Декарт предлагает превратить глаз в камеру-обскуру и заменить сетчатку экраном, на котором должно возникнуть изображение, точно такое, какое предположительно мы имеем в глазу. Эта модель оказалась очень влиятельной. Согласно Декарту, в глазу возникает копия реальности, подобная фотографической картинке. Отсюда и устойчивая идея о существовании некоего сетчаточного изображения. Многие и до сих пор считают, что глаз – это фотоаппарат и что существует это пресловутое сетчаточное изображение. Тогда можно заглянуть в глаз и увидеть на дне глаза картинку, как внутри камеры-обскуры или фотоаппарата. Французский писатель Вилье де Лиль-Адан (хотя и не он один) использовал эту мифологию. В повести «Клер Ленуар», например, он рассказывает о том, как на сетчатке мертвеца удалось увидеть сохранившийся там отпечатавшийся портрет убийцы. Если достаточно быстро вскрыть глаз, то можно еще увидеть то, что жертва видела перед смертью. Это Декарт, окончательно наложенный на фотографию.

Но миметическая модель зрения Декарта имела один недостаток.

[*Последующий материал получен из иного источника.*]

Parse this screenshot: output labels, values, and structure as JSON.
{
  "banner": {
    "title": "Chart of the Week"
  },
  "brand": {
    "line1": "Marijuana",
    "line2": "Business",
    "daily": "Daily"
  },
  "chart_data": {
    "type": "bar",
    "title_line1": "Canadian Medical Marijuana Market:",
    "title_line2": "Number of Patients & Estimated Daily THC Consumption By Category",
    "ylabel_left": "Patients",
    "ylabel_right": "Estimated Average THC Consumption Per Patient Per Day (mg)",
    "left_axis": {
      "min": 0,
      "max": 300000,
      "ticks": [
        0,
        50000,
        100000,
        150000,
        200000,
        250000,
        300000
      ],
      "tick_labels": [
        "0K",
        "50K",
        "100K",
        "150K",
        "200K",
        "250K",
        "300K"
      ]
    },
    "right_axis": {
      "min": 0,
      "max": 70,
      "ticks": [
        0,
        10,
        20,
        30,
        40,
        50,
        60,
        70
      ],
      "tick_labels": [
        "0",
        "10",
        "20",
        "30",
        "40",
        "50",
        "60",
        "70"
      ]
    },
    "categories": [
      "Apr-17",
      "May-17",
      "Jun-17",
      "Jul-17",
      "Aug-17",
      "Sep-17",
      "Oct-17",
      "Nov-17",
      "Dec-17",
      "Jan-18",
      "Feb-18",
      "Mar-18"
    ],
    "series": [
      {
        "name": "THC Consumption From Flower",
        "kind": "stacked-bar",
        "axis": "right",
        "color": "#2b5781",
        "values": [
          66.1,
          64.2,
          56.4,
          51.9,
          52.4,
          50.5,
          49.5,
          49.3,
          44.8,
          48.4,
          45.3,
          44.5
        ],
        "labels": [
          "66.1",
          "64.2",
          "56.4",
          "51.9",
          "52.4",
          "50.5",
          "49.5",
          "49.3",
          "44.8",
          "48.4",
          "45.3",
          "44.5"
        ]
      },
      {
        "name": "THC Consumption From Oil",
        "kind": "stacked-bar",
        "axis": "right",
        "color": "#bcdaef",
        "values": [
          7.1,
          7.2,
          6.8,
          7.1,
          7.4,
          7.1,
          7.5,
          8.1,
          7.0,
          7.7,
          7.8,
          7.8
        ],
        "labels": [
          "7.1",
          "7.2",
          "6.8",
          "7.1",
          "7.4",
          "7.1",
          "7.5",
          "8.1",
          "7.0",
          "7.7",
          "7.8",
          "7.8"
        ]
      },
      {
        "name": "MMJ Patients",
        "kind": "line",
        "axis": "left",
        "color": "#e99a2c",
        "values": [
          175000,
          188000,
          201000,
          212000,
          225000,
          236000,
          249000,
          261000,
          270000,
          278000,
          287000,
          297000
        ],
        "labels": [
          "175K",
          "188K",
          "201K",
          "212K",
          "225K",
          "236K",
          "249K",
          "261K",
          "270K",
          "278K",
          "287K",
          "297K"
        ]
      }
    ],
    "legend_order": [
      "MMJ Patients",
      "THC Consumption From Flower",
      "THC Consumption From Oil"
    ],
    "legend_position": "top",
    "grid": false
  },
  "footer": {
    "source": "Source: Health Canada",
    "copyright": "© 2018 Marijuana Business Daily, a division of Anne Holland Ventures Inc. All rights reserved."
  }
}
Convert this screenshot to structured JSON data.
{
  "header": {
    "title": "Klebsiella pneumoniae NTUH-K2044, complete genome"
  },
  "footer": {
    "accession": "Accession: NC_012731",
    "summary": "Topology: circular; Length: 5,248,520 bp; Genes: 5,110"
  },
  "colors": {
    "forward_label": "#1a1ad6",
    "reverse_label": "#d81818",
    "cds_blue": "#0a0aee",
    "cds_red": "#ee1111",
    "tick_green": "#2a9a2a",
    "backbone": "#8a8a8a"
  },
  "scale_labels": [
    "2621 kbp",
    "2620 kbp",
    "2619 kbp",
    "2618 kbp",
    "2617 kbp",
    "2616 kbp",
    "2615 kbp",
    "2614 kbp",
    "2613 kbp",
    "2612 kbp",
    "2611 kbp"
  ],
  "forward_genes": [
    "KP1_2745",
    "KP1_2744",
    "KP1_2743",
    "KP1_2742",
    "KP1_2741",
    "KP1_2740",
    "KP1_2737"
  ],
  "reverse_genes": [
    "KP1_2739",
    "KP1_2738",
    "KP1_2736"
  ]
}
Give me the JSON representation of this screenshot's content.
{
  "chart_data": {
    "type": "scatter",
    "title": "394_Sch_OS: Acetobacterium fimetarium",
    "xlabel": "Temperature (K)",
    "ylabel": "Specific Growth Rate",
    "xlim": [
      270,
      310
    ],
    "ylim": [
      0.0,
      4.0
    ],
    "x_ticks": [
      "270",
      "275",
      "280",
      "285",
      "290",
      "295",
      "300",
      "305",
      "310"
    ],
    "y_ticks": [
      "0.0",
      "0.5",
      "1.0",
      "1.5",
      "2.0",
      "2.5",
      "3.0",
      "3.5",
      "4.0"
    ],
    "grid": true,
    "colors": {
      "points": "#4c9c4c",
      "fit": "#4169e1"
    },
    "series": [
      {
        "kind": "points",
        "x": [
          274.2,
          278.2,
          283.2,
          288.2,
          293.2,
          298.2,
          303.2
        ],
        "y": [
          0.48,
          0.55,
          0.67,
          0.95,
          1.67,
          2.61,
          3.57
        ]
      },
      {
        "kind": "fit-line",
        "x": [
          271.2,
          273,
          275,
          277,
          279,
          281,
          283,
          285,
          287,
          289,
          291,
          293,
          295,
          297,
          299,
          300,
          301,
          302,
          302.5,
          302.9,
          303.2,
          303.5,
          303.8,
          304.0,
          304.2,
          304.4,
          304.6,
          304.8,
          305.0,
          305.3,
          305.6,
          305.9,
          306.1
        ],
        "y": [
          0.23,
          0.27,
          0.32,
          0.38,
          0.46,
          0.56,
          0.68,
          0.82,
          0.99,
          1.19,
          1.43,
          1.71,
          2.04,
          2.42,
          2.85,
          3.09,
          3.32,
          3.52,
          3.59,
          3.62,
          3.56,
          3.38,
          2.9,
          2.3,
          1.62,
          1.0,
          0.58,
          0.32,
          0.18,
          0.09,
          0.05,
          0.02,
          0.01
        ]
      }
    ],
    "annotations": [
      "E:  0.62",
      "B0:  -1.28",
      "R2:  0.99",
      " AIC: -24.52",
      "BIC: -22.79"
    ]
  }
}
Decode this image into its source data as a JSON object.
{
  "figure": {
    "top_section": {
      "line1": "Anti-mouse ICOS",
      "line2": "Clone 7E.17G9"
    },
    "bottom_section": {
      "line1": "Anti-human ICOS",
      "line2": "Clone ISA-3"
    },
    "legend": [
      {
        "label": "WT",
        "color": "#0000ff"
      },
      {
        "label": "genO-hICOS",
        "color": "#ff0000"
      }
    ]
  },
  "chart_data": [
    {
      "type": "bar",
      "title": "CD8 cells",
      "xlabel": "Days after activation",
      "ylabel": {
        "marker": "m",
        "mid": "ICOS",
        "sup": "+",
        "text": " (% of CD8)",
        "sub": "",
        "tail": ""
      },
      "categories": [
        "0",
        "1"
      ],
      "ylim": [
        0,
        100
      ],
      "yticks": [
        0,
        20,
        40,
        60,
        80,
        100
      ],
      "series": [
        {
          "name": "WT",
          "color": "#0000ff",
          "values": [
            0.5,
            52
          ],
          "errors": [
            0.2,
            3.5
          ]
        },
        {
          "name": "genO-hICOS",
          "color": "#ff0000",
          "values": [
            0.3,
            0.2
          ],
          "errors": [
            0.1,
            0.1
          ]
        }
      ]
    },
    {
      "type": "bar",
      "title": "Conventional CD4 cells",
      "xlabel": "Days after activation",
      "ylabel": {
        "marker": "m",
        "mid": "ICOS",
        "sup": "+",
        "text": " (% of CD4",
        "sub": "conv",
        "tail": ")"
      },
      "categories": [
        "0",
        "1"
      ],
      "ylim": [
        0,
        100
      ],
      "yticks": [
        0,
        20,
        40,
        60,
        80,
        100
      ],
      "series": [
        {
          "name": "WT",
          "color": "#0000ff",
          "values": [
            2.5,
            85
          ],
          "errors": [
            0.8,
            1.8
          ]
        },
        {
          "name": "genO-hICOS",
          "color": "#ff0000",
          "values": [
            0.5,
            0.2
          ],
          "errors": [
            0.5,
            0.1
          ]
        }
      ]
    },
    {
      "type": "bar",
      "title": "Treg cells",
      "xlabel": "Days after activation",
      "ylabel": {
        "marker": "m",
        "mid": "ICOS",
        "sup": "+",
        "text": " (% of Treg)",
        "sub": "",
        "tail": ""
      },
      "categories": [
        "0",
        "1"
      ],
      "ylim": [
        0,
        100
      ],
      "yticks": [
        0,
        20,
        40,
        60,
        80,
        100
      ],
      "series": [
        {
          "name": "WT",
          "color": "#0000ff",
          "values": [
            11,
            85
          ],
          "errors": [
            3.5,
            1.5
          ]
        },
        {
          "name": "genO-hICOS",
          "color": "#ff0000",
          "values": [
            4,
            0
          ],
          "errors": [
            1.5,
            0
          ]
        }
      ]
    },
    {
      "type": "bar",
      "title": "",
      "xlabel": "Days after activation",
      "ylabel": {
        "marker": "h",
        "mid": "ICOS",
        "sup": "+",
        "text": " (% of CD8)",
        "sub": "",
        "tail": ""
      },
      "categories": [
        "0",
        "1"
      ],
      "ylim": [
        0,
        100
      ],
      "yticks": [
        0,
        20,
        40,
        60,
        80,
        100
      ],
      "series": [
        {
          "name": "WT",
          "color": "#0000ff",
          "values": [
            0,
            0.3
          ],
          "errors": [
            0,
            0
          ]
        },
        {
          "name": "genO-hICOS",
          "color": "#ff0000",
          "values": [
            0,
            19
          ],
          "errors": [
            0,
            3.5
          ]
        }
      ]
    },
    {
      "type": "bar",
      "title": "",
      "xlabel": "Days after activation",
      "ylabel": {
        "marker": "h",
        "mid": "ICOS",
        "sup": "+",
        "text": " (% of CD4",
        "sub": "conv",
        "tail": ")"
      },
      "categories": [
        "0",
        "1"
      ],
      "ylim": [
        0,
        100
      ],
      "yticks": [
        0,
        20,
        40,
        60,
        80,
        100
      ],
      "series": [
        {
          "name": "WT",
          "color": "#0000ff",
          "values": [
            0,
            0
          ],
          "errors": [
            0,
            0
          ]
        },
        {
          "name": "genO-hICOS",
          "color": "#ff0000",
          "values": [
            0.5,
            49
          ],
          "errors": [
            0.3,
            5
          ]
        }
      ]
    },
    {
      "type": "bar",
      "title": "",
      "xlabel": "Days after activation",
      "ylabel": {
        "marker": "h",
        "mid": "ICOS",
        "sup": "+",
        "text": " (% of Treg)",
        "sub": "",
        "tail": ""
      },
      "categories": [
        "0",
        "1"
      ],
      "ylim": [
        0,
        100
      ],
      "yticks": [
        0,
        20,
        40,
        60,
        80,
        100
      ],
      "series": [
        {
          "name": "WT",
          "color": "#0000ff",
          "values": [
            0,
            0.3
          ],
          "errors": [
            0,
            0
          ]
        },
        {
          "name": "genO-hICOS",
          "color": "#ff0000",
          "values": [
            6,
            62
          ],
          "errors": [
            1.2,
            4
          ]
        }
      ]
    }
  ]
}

Для того чтобы увидеть изображение на сетчатке, прямо за ней необходимо расположить фигуру наблюдателя. Современник Декарта Гассенди говорил о том, что модель Декарта ошибочна, потому что, чтобы увидеть изображение на сетчатке, нужен еще один человек – зритель. Значит, говорил он, внутри этого маленького человечка внизу должен быть еще один маленький человечек, который будет видеть то, что в глазу у первого. И так до бесконечности. Конечно, никакого сетчаточного изображения не существует, все это плоды эпохи, которая сначала открыла для себя камеру-обскуру, а затем фотографию.

На самом деле все гораздо сложнее и происходит совершенно иначе. В глаз попадает луч света, он стимулирует клетки на сетчатке, от которой импульс передается по оптическому нерву к небольшим образованиям в глубине мозга под названием боковые коленчатые ядра. Здесь активируются нейроны, реагирующие на сигналы то от одного, то от другого глаза, но никогда от двух глаз одновременно. Эти нейроны реагируют на яркость света или цвета. Отсюда сигнал направляется в зрительную затылочную зону. Часть сигналов идет в затылочную, а часть – в теменную долю. Сигналы идут сложным путем, возвращаясь из зрительной зоны назад, в сторону фронтальной зоны мозга. Этот процесс постоянно задействует разнообразные мозговые структуры. В боковых коленчатых ядрах сигналы начинают расслаиваться и попадают в зоны, где клетки восприимчивы к определенным типам различных сигналов. Разные формы движения воспринимаются разными типами клеток, расположенными в затылочной части. Но всего этого недостаточно для зрения. Чтобы в нашем сознании возник узнаваемый объект, вся эта множественность, возникающая в процессе дифференциации, должна снова быть интегрирована в некое целое. Сначала мы должны разделить сигналы: разные формы активируют нейроны в разных зонах, разные типы движения идут в разные зоны – и только потом они начинают интегрироваться, по мере того как сигналы, проходя через разные разделы коры, возвращаются в средний мозг. Наконец, сигналы достигают района гиппокампа, где завершается зрительное восприятие. А гиппокамп расположен в центральном районе в медиальной височной доле, которая может считаться высшим отделом зрения. Тут происходит классификация сигналов по смыслам, по концептам. Именно тут происходит узнавание.